In August that year, Krasnozhon supported Krysin’s lawyer’s application to the court to have his house arrest withdrawn. This was supposedly because Krysin had admitted guilt, had good character references and a pregnant wife and son. At a closed court hearing on Oct 14, 2014 judge Oleh Linnyk allowed the application and released Krysin on only a signed undertaking not to abscond.
Despite public outrage, Krysin remained at liberty until his next arrest on extortion charges in May 2015. Although he had been under a restraint order on serious criminal charges when he committed the new offences, on March 17, 2016, he was convicted of possession of ammunition and given a suspended sentence.
Although the promised criminal investigation into the alleged threats used to justify Krysin’s release from custody had never eventuated, he seems to have been under police protection when he committed his next violent crime in August 2016.
In ordinary cases, such a formidable crime record during the trial would have led to Krysin being taken back into custody, or would at least have been viewed as aggravating circumstances when passing sentence.
Not here, however. On 22 December 2017, Judge Oleh Linnyk from the Shevchenkivsk Court in Kyiv, found Krysin guilty only of ‘hooliganism’, and cited his alleged repentance and two underage children as mitigating circumstances to justify a four-year suspended sentence with a two-year probation period.
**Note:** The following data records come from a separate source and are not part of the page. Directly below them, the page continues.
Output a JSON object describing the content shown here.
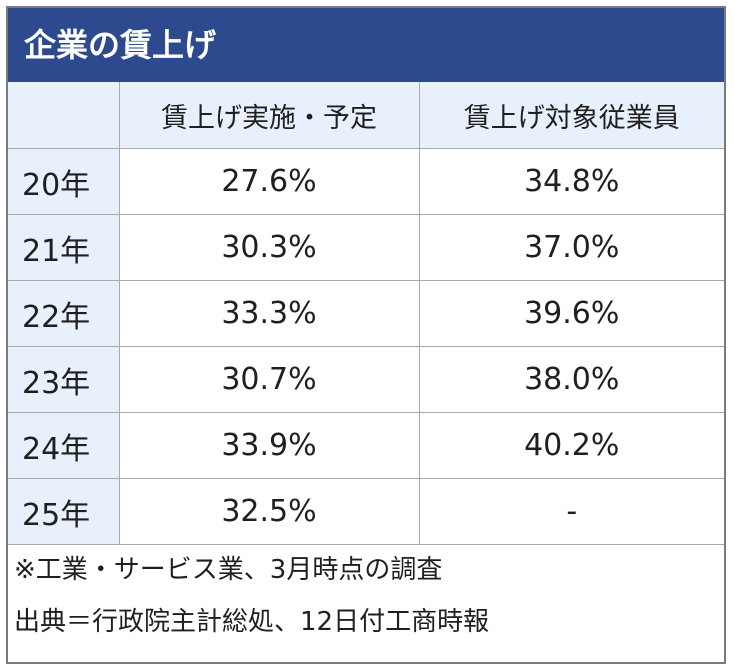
{
  "title": "企業の賃上げ",
  "chart_data": {
    "type": "table",
    "columns": [
      "",
      "賃上げ実施・予定",
      "賃上げ対象従業員"
    ],
    "rows": [
      {
        "year": "20年",
        "values": [
          "27.6%",
          "34.8%"
        ]
      },
      {
        "year": "21年",
        "values": [
          "30.3%",
          "37.0%"
        ]
      },
      {
        "year": "22年",
        "values": [
          "33.3%",
          "39.6%"
        ]
      },
      {
        "year": "23年",
        "values": [
          "30.7%",
          "38.0%"
        ]
      },
      {
        "year": "24年",
        "values": [
          "33.9%",
          "40.2%"
        ]
      },
      {
        "year": "25年",
        "values": [
          "32.5%",
          "-"
        ]
      }
    ]
  },
  "notes": [
    "※工業・サービス業、3月時点の調査",
    "出典＝行政院主計総処、12日付工商時報"
  ],
  "colors": {
    "title_bg": "#2e4a8e",
    "header_bg": "#e8f1fb"
  }
}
The prosecutor had asked for a six-year real sentence.
Although Krysin did not fire the shot which killed Veremiy, he was the head of the armed ‘titushky’ gang in camouflage whom Veremiy had begun filming from a taxi. The thugs reacted by throwing a grenade to stop the taxi and dragging him, a colleague and the driver out of the car and beating them with bats. The ferocity of the attack on Veremiy can be clearly seen here.
The case was riddled with suspicious inaccuracies. Veremiy’s widow pointed out, for example, that the sentence had claimed that Krysin did not have a criminal record.
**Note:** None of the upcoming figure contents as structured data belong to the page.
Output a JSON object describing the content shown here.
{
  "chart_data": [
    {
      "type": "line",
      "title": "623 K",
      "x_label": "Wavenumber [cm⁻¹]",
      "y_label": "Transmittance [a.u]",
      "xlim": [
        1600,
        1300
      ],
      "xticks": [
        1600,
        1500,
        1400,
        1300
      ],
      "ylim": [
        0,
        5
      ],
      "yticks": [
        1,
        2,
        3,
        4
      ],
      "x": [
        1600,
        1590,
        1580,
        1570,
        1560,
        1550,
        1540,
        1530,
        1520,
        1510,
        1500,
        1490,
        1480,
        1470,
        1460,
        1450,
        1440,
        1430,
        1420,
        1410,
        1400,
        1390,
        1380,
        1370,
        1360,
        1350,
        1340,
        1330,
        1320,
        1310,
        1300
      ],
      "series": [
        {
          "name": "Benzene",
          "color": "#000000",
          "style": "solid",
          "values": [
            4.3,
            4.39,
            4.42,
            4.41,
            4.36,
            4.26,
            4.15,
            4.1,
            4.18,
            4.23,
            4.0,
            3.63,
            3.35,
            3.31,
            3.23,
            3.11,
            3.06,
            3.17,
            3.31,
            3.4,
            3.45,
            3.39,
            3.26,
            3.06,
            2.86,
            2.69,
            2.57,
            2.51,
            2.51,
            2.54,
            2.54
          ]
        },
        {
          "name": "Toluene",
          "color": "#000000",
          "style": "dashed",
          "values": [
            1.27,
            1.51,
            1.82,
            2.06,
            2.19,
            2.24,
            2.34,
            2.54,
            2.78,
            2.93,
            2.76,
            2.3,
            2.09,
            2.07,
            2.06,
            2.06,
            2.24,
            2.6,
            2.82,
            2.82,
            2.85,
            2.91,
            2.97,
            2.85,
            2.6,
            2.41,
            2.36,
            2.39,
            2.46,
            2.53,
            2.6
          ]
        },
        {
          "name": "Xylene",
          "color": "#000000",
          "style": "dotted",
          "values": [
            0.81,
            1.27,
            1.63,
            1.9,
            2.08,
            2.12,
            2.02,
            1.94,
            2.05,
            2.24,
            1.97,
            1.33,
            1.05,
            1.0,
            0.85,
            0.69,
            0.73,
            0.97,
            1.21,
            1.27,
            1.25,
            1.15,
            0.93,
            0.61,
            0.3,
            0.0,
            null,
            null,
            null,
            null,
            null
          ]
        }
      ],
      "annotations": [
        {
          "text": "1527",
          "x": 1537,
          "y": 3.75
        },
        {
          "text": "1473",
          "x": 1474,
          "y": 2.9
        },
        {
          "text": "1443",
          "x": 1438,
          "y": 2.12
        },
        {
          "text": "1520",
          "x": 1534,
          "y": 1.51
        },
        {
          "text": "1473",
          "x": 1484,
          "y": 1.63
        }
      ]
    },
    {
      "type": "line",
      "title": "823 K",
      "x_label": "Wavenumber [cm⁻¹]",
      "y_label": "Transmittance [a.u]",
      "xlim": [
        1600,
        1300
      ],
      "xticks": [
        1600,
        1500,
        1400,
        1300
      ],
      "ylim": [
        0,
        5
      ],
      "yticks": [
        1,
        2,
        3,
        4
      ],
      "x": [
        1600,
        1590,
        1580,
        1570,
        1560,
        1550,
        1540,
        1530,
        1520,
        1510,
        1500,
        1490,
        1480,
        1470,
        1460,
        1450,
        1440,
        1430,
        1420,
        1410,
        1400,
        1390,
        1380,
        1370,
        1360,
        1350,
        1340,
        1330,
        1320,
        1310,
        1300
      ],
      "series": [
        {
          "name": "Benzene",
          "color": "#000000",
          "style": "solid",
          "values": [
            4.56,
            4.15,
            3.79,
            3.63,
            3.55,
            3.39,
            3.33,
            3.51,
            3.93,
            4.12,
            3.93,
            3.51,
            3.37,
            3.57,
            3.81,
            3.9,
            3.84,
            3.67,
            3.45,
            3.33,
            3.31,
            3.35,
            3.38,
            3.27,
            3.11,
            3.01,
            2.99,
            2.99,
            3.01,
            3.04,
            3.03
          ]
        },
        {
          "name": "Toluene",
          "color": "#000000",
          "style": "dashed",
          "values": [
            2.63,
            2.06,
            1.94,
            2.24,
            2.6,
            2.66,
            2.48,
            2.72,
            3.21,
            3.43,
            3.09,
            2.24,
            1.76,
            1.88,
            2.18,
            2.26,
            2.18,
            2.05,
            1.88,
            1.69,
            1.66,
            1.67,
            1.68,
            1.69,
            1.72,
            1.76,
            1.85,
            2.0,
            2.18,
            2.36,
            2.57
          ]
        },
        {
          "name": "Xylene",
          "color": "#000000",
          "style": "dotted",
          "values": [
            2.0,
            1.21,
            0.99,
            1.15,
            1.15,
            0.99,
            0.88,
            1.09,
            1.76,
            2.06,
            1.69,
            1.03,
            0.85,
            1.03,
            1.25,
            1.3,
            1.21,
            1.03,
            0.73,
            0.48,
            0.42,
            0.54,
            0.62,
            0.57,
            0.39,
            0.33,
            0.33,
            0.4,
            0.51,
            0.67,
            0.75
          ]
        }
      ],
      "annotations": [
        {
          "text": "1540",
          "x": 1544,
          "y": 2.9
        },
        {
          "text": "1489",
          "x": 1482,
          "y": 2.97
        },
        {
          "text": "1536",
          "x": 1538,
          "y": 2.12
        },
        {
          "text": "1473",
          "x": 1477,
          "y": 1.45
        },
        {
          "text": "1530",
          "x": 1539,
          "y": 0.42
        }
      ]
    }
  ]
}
Oleksiy Donsky, prosecutor from the Special Investigations Department investigating Maidan crimes, was blunt in attributing the drawn-out nature of this trial, which had benefited only Krysin, to Judge Lynnyk. He also spoke of Krysin having people in high places providing him with protection. It should be stressed that Maria Tomak and other human rights journalists, had identified the investigators, prosecutors, etc. involved in eyebrow-raising decisions, long before Lynnyk passed his suspended sentence. There is nothing to indicate that any investigation was carried out into their allegations.
Appeal hearings into that sentence have been constantly obstructed by Krysin or his lawyers who fail to turn up without providing valid reasons. One such occasion was when Krysin proved to have been admitted to the children’s unit of the Heart Institute. This had already aroused considerable scepticism, and at a later court hearing, prosecutor Donsky said that they had evidence that one of Krysin’s lawyers had arranged for his examination on that day. Not treatment, just an examination which almost certainly did not need to clash with the court hearing.
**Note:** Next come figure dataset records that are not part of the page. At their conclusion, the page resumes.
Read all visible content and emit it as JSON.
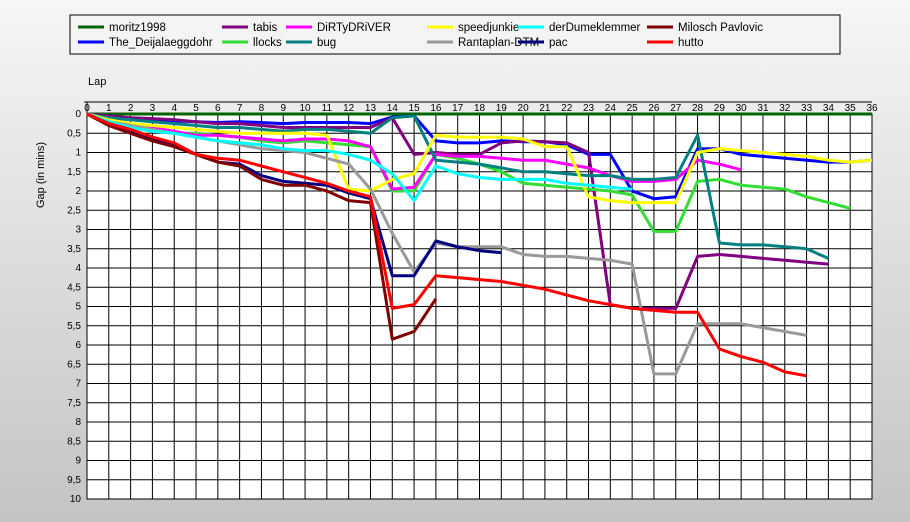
{
  "chart_data": {
    "type": "line",
    "xlabel": "Lap",
    "ylabel": "Gap (in mins)",
    "xlim": [
      0,
      36
    ],
    "ylim": [
      0,
      10
    ],
    "y_inverted": true,
    "grid": true,
    "legend_position": "top",
    "x_ticks": [
      "0",
      "1",
      "2",
      "3",
      "4",
      "5",
      "6",
      "7",
      "8",
      "9",
      "10",
      "11",
      "12",
      "13",
      "14",
      "15",
      "16",
      "17",
      "18",
      "19",
      "20",
      "21",
      "22",
      "23",
      "24",
      "25",
      "26",
      "27",
      "28",
      "29",
      "30",
      "31",
      "32",
      "33",
      "34",
      "35",
      "36"
    ],
    "y_ticks": [
      "0",
      "0,5",
      "1",
      "1,5",
      "2",
      "2,5",
      "3",
      "3,5",
      "4",
      "4,5",
      "5",
      "5,5",
      "6",
      "6,5",
      "7",
      "7,5",
      "8",
      "8,5",
      "9",
      "9,5",
      "10"
    ],
    "series": [
      {
        "name": "moritz1998",
        "color": "#006400",
        "x": [
          0,
          13,
          14,
          15,
          16,
          17,
          18,
          19,
          20,
          21,
          22,
          23,
          24,
          25,
          26,
          27,
          28,
          29,
          30,
          31,
          32,
          33,
          34,
          35,
          36
        ],
        "y": [
          0,
          0,
          0,
          0,
          0,
          0,
          0,
          0,
          0,
          0,
          0,
          0,
          0,
          0,
          0,
          0,
          0,
          0,
          0,
          0,
          0,
          0,
          0,
          0,
          0
        ]
      },
      {
        "name": "The_Deijalaeggdohr",
        "color": "#0000ff",
        "x": [
          0,
          1,
          2,
          3,
          4,
          5,
          6,
          7,
          8,
          9,
          10,
          11,
          12,
          13,
          14,
          15,
          16,
          17,
          18,
          19,
          20,
          21,
          22,
          23,
          24,
          25,
          26,
          27,
          28,
          29,
          30,
          31,
          32,
          33,
          34,
          35,
          36
        ],
        "y": [
          0,
          0.1,
          0.12,
          0.15,
          0.18,
          0.2,
          0.22,
          0.2,
          0.22,
          0.25,
          0.22,
          0.22,
          0.22,
          0.25,
          0.08,
          0.05,
          0.7,
          0.75,
          0.75,
          0.7,
          0.72,
          0.72,
          0.8,
          1.05,
          1.05,
          2,
          2.2,
          2.15,
          0.9,
          0.9,
          1.05,
          1.1,
          1.15,
          1.2,
          1.25,
          1.25,
          1.2
        ]
      },
      {
        "name": "tabis",
        "color": "#800080",
        "x": [
          0,
          1,
          2,
          3,
          4,
          5,
          6,
          7,
          8,
          9,
          10,
          11,
          12,
          13,
          14,
          15,
          16,
          17,
          18,
          19,
          20,
          21,
          22,
          23,
          24,
          25,
          26,
          27,
          28,
          29,
          30,
          31,
          32,
          33,
          34
        ],
        "y": [
          0,
          0.05,
          0.1,
          0.12,
          0.15,
          0.2,
          0.25,
          0.25,
          0.3,
          0.35,
          0.35,
          0.35,
          0.35,
          0.35,
          0.1,
          1.05,
          1.0,
          1.05,
          1.05,
          0.75,
          0.7,
          0.72,
          0.75,
          1.0,
          4.95,
          5.05,
          5.05,
          5.05,
          3.7,
          3.65,
          3.7,
          3.75,
          3.8,
          3.85,
          3.9
        ]
      },
      {
        "name": "llocks",
        "color": "#33dd33",
        "x": [
          0,
          1,
          2,
          3,
          4,
          5,
          6,
          7,
          8,
          9,
          10,
          11,
          12,
          13,
          14,
          15,
          16,
          17,
          18,
          19,
          20,
          21,
          22,
          23,
          24,
          25,
          26,
          27,
          28,
          29,
          30,
          31,
          32,
          33,
          34,
          35
        ],
        "y": [
          0,
          0.2,
          0.3,
          0.4,
          0.5,
          0.5,
          0.55,
          0.6,
          0.7,
          0.75,
          0.7,
          0.75,
          0.8,
          0.85,
          2.0,
          2.0,
          1.05,
          1.15,
          1.3,
          1.5,
          1.8,
          1.85,
          1.9,
          1.95,
          2.0,
          2.1,
          3.05,
          3.05,
          1.75,
          1.7,
          1.85,
          1.9,
          1.95,
          2.15,
          2.3,
          2.45
        ]
      },
      {
        "name": "DiRTyDRiVER",
        "color": "#ff00ff",
        "x": [
          0,
          1,
          2,
          3,
          4,
          5,
          6,
          7,
          8,
          9,
          10,
          11,
          12,
          13,
          14,
          15,
          16,
          17,
          18,
          19,
          20,
          21,
          22,
          23,
          24,
          25,
          26,
          27,
          28,
          29,
          30
        ],
        "y": [
          0,
          0.2,
          0.3,
          0.35,
          0.45,
          0.55,
          0.55,
          0.6,
          0.65,
          0.7,
          0.65,
          0.65,
          0.7,
          0.85,
          1.95,
          1.9,
          1.05,
          1.1,
          1.1,
          1.15,
          1.2,
          1.2,
          1.3,
          1.4,
          1.6,
          1.75,
          1.75,
          1.7,
          1.2,
          1.3,
          1.45
        ]
      },
      {
        "name": "bug",
        "color": "#008080",
        "x": [
          0,
          1,
          2,
          3,
          4,
          5,
          6,
          7,
          8,
          9,
          10,
          11,
          12,
          13,
          14,
          15,
          16,
          17,
          18,
          19,
          20,
          21,
          22,
          23,
          24,
          25,
          26,
          27,
          28,
          29,
          30,
          31,
          32,
          33,
          34
        ],
        "y": [
          0,
          0.1,
          0.15,
          0.2,
          0.25,
          0.3,
          0.35,
          0.35,
          0.4,
          0.45,
          0.4,
          0.4,
          0.45,
          0.5,
          0.1,
          0.05,
          1.2,
          1.25,
          1.3,
          1.4,
          1.5,
          1.5,
          1.55,
          1.6,
          1.6,
          1.7,
          1.7,
          1.65,
          0.55,
          3.35,
          3.4,
          3.4,
          3.45,
          3.5,
          3.75
        ]
      },
      {
        "name": "speedjunkie",
        "color": "#ffff00",
        "x": [
          0,
          1,
          2,
          3,
          4,
          5,
          6,
          7,
          8,
          9,
          10,
          11,
          12,
          13,
          14,
          15,
          16,
          17,
          18,
          19,
          20,
          21,
          22,
          23,
          24,
          25,
          26,
          27,
          28,
          29,
          30,
          31,
          32,
          33,
          34,
          35,
          36
        ],
        "y": [
          0,
          0.15,
          0.25,
          0.3,
          0.35,
          0.4,
          0.45,
          0.5,
          0.5,
          0.5,
          0.5,
          0.55,
          1.95,
          2.0,
          1.7,
          1.55,
          0.55,
          0.6,
          0.6,
          0.6,
          0.65,
          0.85,
          0.85,
          2.15,
          2.25,
          2.3,
          2.3,
          2.3,
          1.0,
          0.9,
          0.95,
          1.0,
          1.05,
          1.1,
          1.2,
          1.25,
          1.2
        ]
      },
      {
        "name": "Rantaplan-DTM",
        "color": "#999999",
        "x": [
          0,
          1,
          2,
          3,
          4,
          5,
          6,
          7,
          8,
          9,
          10,
          11,
          12,
          13,
          14,
          15,
          16,
          17,
          18,
          19,
          20,
          21,
          22,
          23,
          24,
          25,
          26,
          27,
          28,
          29,
          30,
          31,
          32,
          33
        ],
        "y": [
          0,
          0.2,
          0.3,
          0.4,
          0.5,
          0.6,
          0.7,
          0.8,
          0.9,
          0.95,
          1.0,
          1.15,
          1.3,
          1.95,
          3.1,
          4.1,
          3.35,
          3.45,
          3.45,
          3.45,
          3.65,
          3.7,
          3.7,
          3.75,
          3.8,
          3.9,
          6.75,
          6.75,
          5.45,
          5.45,
          5.45,
          5.55,
          5.65,
          5.75
        ]
      },
      {
        "name": "derDumeklemmer",
        "color": "#00ffff",
        "x": [
          0,
          1,
          2,
          3,
          4,
          5,
          6,
          7,
          8,
          9,
          10,
          11,
          12,
          13,
          14,
          15,
          16,
          17,
          18,
          19,
          20,
          21,
          22,
          23,
          24,
          25
        ],
        "y": [
          0,
          0.2,
          0.35,
          0.45,
          0.5,
          0.6,
          0.7,
          0.75,
          0.8,
          0.9,
          0.95,
          0.95,
          1.05,
          1.2,
          1.55,
          2.25,
          1.35,
          1.55,
          1.65,
          1.7,
          1.7,
          1.7,
          1.8,
          1.85,
          1.9,
          1.95
        ]
      },
      {
        "name": "pac",
        "color": "#000080",
        "x": [
          0,
          1,
          2,
          3,
          4,
          5,
          6,
          7,
          8,
          9,
          10,
          11,
          12,
          13,
          14,
          15,
          16,
          17,
          18,
          19
        ],
        "y": [
          0,
          0.25,
          0.45,
          0.65,
          0.8,
          1.05,
          1.25,
          1.3,
          1.6,
          1.75,
          1.8,
          1.85,
          2.05,
          2.2,
          4.2,
          4.2,
          3.3,
          3.45,
          3.55,
          3.6
        ]
      },
      {
        "name": "Milosch Pavlovic",
        "color": "#800000",
        "x": [
          0,
          1,
          2,
          3,
          4,
          5,
          6,
          7,
          8,
          9,
          10,
          11,
          12,
          13,
          14,
          15,
          16
        ],
        "y": [
          0,
          0.3,
          0.5,
          0.7,
          0.85,
          1.05,
          1.25,
          1.35,
          1.7,
          1.85,
          1.85,
          2.0,
          2.25,
          2.3,
          5.85,
          5.65,
          4.8
        ]
      },
      {
        "name": "hutto",
        "color": "#ff0000",
        "x": [
          0,
          1,
          2,
          3,
          4,
          5,
          6,
          7,
          8,
          9,
          10,
          11,
          12,
          13,
          14,
          15,
          16,
          17,
          18,
          19,
          20,
          21,
          22,
          23,
          24,
          25,
          26,
          27,
          28,
          29,
          30,
          31,
          32,
          33
        ],
        "y": [
          0,
          0.25,
          0.4,
          0.6,
          0.75,
          1.05,
          1.15,
          1.2,
          1.35,
          1.5,
          1.65,
          1.8,
          2.0,
          2.15,
          5.05,
          4.95,
          4.2,
          4.25,
          4.3,
          4.35,
          4.45,
          4.55,
          4.7,
          4.85,
          4.95,
          5.05,
          5.1,
          5.15,
          5.15,
          6.1,
          6.3,
          6.45,
          6.7,
          6.8
        ]
      }
    ]
  }
}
Krysin had also sought to have the appeal hearing behind closed doors, and also demanded police protection, claiming that his life was in danger from the civic activists who turned up outside the children’s unit, the court etc. Only the demand for police protection was granted. Given that Krysin is now in custody, that should now be less relevant. If, that is, this time he remains in detention.